When blossoms began opening all over town and the weather had turned the warm of sandals and shorts, the ice rink was dismantled entirely and the same persons who had enjoyed the winter skating, that is, those who still survived, came to the lake, disrobing almost completely and allowing the sun to bronze their skin for hours on end. They ate from picnic baskets and cooked hamburgers on small barbeques. Many of them swam delightedly in the lake, paddling this way and that and playfully splashing each other. One problem, which the town elders failed entirely to solve, was that at times corpses left over from the fiasco of the skating rink would suddenly surface, and at the most inopportune times. It became an embarrassment and something of a public relations problem, never more so than when a young woman dragged a male corpse to shore, proclaiming it to be what remained of her first and indeed only true love, thereupon carrying the disintegrating thing over her shoulders to the local courthouse where she demanded that the town elders allow her to marry it. She was informed that the law did not allow for the marriage of woman to corpse, and this created a small but similarly embarrassing civil rights kerfuffle. The woman ultimately decided to cohabitate with her dearly beloved, a decision which generated some controversy in itself—but not, the town elders were certain, on the level that would have occurred had they allowed the two of them to enter into the state of holy matrimony.

One odd aspect to this entire problem of the corpses in the lake was that the lake never seemed to tire of disgorging corpses onto the shore. After a time it became embarrassingly apparent that far more deceased persons were washing up onto the sands than had vanished from the ice rink during the winter. The town elders formed a committee to study this apparently impossible problem, but no final report from this committee is known to have been issued, or if issued, it appears to have been lost.

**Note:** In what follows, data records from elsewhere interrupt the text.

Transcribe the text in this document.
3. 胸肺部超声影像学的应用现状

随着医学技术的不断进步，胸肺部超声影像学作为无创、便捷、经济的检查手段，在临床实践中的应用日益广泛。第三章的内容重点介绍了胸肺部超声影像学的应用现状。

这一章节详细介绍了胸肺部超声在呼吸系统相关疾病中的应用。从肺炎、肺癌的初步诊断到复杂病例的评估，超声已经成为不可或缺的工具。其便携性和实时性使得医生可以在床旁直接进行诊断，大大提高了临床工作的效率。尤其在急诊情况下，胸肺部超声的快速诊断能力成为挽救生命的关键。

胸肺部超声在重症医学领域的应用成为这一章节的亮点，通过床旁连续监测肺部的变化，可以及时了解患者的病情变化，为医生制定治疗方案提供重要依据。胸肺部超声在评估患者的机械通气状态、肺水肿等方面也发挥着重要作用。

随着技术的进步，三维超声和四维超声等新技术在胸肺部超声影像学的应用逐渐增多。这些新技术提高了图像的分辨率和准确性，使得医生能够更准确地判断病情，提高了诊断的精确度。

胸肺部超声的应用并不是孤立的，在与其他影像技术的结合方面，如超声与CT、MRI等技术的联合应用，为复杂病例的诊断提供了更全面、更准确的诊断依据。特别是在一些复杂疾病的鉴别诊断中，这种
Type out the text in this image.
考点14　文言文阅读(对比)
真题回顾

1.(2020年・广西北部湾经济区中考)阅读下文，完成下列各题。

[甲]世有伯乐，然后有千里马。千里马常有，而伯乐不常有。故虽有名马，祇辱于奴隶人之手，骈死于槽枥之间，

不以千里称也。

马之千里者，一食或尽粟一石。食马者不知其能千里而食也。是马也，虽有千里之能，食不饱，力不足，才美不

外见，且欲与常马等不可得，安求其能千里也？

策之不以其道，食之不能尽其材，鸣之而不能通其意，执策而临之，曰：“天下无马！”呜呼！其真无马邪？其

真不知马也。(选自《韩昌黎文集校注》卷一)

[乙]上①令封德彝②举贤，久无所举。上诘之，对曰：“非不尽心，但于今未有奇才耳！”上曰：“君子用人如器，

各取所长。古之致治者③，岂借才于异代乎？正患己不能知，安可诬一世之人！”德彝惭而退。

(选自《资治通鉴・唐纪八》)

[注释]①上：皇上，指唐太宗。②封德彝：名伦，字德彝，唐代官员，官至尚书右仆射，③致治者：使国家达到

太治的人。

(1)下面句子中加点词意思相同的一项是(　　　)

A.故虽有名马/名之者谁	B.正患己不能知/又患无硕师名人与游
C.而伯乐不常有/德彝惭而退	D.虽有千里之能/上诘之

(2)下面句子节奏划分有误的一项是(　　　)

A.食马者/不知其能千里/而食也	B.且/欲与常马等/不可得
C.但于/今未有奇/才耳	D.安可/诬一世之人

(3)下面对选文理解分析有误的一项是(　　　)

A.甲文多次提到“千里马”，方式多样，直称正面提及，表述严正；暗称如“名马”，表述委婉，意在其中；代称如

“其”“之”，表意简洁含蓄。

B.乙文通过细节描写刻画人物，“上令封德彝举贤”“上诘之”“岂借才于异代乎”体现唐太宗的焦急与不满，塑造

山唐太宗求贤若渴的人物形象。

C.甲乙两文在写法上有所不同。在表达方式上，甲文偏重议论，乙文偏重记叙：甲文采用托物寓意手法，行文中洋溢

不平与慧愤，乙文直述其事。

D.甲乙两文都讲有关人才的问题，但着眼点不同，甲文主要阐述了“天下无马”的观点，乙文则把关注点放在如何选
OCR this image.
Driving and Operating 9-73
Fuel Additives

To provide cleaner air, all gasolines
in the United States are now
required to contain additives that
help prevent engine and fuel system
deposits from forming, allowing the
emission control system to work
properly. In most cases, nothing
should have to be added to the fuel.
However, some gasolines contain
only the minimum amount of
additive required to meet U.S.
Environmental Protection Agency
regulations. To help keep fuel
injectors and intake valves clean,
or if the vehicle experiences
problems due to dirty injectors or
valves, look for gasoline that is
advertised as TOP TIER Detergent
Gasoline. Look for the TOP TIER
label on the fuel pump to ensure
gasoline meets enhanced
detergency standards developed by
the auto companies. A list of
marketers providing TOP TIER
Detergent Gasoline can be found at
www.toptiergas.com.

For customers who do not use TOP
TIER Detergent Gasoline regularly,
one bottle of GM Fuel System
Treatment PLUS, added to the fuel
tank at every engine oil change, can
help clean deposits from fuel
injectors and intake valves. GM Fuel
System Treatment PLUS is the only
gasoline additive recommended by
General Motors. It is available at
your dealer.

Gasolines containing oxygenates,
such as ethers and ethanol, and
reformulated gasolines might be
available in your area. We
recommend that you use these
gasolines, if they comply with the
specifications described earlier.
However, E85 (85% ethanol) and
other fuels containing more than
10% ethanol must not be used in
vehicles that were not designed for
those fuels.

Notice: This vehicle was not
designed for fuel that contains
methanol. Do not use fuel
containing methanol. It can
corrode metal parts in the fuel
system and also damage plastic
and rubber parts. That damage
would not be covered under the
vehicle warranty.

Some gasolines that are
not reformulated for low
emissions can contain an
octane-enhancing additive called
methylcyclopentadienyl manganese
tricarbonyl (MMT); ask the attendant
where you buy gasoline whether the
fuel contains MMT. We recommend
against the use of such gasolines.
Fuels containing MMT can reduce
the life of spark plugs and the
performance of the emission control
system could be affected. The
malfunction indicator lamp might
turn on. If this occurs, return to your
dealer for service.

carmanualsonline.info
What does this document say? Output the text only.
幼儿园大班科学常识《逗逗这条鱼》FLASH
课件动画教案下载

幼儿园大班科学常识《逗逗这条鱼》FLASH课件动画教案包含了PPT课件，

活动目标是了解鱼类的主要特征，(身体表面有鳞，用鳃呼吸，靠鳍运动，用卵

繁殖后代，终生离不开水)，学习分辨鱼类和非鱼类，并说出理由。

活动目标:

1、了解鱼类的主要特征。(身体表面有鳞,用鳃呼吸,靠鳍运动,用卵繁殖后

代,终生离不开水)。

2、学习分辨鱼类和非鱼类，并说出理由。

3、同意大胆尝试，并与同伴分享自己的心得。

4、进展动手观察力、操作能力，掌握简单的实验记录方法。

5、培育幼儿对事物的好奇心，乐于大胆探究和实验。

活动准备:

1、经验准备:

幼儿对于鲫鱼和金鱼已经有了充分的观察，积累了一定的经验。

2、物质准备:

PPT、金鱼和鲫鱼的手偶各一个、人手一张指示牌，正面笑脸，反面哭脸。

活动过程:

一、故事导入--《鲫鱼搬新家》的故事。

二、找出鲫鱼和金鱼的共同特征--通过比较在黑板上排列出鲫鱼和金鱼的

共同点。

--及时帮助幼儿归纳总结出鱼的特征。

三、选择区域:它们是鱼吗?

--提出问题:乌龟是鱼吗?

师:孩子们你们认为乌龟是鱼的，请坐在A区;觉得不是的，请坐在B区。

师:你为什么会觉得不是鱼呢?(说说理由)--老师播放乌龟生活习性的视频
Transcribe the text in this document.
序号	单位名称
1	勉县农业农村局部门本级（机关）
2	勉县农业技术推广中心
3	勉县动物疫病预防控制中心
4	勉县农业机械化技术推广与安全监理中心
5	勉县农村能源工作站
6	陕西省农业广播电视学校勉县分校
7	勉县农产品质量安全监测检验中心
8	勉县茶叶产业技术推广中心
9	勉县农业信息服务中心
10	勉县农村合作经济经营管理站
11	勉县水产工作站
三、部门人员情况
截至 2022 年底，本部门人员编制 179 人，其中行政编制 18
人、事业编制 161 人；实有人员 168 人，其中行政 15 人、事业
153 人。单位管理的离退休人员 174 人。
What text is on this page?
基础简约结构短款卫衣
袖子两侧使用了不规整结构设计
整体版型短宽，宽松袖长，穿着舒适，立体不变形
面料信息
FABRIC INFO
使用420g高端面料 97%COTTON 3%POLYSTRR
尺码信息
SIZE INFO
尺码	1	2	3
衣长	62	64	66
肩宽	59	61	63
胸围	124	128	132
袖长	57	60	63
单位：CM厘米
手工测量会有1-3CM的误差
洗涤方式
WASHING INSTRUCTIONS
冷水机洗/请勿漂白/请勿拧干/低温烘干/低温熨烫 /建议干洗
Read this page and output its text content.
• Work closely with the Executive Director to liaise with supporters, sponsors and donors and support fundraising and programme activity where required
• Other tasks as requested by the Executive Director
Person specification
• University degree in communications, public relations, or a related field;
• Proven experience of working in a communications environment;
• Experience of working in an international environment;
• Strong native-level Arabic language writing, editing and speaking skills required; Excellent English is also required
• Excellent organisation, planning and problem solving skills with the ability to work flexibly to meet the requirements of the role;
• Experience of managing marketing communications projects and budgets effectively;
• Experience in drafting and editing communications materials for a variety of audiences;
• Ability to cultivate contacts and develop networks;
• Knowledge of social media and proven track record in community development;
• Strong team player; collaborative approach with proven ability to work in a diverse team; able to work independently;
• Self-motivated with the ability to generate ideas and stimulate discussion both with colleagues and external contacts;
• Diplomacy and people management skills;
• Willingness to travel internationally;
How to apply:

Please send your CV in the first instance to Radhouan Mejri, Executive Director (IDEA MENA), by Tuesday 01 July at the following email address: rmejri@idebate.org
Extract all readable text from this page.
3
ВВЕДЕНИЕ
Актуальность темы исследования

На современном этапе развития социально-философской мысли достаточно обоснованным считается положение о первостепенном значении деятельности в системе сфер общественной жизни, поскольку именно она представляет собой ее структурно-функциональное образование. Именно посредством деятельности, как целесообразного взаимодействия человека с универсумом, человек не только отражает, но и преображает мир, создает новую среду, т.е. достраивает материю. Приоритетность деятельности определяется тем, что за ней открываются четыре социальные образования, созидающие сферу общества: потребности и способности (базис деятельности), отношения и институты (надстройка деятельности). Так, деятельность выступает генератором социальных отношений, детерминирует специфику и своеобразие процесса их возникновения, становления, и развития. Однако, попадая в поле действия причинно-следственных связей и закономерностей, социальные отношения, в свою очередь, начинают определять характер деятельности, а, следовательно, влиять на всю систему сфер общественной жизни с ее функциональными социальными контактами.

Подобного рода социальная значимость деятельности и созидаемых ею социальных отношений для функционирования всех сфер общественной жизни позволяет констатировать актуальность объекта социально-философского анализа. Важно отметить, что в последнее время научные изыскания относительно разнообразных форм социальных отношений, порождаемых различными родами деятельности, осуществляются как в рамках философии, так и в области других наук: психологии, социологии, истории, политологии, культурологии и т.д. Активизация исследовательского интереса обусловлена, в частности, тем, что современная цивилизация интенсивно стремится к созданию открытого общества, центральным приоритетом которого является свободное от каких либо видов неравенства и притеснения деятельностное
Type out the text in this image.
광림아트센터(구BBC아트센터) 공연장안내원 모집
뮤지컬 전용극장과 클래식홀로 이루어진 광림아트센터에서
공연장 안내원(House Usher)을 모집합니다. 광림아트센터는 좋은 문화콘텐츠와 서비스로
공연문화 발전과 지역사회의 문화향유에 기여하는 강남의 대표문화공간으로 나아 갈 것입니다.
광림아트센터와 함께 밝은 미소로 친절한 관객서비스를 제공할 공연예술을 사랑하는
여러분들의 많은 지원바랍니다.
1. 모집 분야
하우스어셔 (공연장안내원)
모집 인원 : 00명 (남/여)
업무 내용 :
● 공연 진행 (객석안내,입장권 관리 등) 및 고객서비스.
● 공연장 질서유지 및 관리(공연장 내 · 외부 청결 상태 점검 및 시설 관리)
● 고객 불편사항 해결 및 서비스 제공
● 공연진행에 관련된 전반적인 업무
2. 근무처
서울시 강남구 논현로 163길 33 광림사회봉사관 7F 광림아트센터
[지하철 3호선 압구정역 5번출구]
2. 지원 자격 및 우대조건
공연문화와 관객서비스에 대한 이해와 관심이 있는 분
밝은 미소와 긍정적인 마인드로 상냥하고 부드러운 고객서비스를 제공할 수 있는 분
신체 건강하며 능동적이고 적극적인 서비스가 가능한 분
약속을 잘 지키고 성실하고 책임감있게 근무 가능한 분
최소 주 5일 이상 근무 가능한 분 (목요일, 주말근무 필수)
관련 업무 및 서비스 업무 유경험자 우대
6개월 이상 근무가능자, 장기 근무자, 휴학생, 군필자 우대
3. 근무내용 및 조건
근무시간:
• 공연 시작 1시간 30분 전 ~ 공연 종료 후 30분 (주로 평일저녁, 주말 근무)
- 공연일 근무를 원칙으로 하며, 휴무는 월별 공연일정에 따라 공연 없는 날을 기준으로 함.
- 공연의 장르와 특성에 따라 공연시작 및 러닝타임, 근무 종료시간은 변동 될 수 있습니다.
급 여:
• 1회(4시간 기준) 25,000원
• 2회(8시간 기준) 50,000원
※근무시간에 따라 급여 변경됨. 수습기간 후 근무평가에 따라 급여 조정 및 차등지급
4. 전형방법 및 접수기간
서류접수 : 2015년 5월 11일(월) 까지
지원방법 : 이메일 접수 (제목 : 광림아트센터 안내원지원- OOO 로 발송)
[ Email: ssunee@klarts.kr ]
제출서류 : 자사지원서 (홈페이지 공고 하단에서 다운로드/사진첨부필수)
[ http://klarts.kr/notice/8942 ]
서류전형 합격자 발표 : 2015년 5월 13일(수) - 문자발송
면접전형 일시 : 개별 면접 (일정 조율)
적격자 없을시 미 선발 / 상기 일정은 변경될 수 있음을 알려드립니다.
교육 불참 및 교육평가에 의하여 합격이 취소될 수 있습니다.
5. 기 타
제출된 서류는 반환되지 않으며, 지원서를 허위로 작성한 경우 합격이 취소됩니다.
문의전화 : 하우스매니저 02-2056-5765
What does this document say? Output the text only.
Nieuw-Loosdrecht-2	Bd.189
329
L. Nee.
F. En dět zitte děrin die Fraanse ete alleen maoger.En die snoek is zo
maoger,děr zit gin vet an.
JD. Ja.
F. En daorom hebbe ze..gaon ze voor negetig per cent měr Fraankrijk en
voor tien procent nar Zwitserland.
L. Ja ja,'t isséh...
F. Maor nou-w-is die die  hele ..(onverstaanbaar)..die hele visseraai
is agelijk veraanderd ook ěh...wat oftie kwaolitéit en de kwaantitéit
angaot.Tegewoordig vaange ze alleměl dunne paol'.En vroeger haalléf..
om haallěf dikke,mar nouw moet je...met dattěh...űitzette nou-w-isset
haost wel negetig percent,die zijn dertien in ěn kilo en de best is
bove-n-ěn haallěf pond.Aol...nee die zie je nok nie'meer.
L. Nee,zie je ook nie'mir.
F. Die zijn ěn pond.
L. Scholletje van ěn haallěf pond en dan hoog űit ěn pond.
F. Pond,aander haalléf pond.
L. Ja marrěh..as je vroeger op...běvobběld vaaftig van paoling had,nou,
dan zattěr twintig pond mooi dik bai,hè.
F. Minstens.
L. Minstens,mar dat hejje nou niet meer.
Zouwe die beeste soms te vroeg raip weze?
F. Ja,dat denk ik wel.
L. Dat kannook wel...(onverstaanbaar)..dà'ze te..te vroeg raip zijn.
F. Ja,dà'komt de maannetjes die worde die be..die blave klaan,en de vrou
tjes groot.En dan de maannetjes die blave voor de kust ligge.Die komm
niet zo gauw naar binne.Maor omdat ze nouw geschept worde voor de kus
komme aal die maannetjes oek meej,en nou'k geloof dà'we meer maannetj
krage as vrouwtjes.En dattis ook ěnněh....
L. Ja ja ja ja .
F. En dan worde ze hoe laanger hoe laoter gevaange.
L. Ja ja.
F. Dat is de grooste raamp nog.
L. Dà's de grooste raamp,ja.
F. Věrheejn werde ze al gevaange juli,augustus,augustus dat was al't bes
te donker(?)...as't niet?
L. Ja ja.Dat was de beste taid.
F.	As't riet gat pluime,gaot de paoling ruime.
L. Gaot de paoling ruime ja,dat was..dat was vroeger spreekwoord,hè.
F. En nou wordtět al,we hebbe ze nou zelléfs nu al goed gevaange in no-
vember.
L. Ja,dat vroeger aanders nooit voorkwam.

In the meantime winter came again and the lake was once more crusted over with smooth, inviting ice. Again came the young lovers and the men and women and the families with their small wobble-walking children. But now some noticed odd round bumps appearing on the surface of the ice, bumps which slowly split the ice in places through which strange things, at first unrecognizable, began to grow. Some persons believed that the growths might be some new strain of cauliflower or tomato, but soon enough it became apparent that the growths were in fact human beings. One would see the clear ice-encrusted outlines of a forehead, a temple, a set of ears, frost-filled strands of hair. This for the town elders was the ultimate humiliation, and it was quickly decided that something would have to be done. Fortunately there was a course of action readily and even obviously available to them, and they took it. The town elders began to cultivate this unprecedented winter crop. One would see them late at night in their heavy coats tilling the ice rink with shovels and hoes, always careful to smooth the ice again after pulling nature’s peculiar yield from the ice. Eventually the story, which was true, went around that the crops were in fact delicious to eat when prepared properly, and soon the townspeople themselves were tending what was now less a skating rink than a glorious winter garden. Neighbors laughed and joked about this unexpected bounty and exchanged recipes enthusiastically. If you ever decide to go to the town, by all means do so in the depths of winter. Buy one of the readily-available cookbooks for sale at various shops near the garden. And then go and collect some winter crops for your own dinner. There’s more than enough for everyone. Indeed, the supply is ample and even, at times, overwhelming. The heads of teenage girls are said to be especially succulent when stewed for several hours with carrot and onion in chicken stock. Or snap off some baby fingers, which are simple to gather and requite no preparation at all. The town elders assure us that they are delicious straight from the ice, sweet and with an unexpected tanginess.

#

 •  0 comments  •  flag
Share on Twitter
Published on January 28, 2012 11:15
No comments have been added yet.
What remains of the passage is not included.